Kinetic equilibrium reconstruction and the impact on stability analysis of KSTAR plasmas

High fidelity kinetic plasma equilibrium reconstructions are an essential requirement for accurate stability and disruption prediction analyses to support continuous operation of high beta tokamak plasmas. The present kinetic equilibrium reconstructions of plasmas in the KSTAR device include plasma density and temperature profiles from Thomson scattering and ion temperature from charge exchange spectroscopy diagnostics, and allowance for fast particle pressure. In addition, up to 25 channels of motional Stark effect diagnostic data are used to constrain the magnetic field pitch angle profile in the plasma to produce a reliable computation of the safety factor, q, profile. H-mode plasmas exhibit clear pedestal characteristics in the reconstructed pressure profile compared to internal transport barrier or L-mode plasmas.
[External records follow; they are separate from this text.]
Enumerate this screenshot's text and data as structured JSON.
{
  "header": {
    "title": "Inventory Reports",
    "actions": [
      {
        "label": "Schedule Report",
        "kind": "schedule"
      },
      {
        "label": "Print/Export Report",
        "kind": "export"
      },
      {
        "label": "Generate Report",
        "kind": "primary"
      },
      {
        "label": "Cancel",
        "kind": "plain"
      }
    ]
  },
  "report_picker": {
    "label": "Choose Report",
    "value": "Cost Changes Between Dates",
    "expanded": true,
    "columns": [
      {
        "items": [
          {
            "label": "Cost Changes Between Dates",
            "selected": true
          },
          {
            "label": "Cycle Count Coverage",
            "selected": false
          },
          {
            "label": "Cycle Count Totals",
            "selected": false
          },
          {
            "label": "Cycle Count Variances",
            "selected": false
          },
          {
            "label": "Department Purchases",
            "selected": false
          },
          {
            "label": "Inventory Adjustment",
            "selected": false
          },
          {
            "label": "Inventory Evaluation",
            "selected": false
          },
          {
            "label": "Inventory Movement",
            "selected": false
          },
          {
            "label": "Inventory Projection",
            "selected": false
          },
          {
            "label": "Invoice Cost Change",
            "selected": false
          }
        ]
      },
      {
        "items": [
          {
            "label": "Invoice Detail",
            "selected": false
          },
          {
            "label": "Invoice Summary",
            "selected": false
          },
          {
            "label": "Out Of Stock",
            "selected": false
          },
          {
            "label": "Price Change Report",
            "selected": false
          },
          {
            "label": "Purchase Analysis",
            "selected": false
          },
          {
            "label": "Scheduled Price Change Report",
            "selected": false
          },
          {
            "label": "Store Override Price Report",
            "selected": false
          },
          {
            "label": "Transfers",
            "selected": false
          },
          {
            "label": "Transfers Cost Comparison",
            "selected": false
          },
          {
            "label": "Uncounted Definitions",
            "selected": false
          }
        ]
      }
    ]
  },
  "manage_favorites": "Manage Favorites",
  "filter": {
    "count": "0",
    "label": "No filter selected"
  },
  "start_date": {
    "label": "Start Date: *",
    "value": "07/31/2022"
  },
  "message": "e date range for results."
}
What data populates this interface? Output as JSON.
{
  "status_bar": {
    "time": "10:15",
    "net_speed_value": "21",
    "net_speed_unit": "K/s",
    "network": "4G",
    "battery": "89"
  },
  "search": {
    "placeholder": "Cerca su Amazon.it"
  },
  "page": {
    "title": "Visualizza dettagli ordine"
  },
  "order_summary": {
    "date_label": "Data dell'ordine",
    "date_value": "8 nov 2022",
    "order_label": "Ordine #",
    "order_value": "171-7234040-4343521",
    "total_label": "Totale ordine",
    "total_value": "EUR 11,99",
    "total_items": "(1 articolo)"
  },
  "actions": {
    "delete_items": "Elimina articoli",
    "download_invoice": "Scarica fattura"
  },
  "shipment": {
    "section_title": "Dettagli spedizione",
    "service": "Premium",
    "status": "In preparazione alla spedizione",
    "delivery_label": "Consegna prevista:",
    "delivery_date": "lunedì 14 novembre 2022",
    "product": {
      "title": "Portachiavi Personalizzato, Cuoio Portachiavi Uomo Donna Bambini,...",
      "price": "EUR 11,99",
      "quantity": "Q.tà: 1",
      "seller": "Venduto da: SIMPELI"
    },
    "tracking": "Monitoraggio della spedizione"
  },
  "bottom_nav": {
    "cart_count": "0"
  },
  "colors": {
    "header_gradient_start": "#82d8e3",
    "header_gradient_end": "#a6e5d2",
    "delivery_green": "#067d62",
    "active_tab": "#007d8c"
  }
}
The plasma configuration and vertical position of inner strike points are validated by CCD and infrared camera images. Ideal and resistive magnetohydrodynamic (MHD) stability analyses using the DCON and resistive DCON codes utilize these kinetic equilibrium reconstructions to compare to experimental plasma stability. Equilibria with sufficiently low convergence error can provide reliable computation of ideal and resistive MHD stability analysis.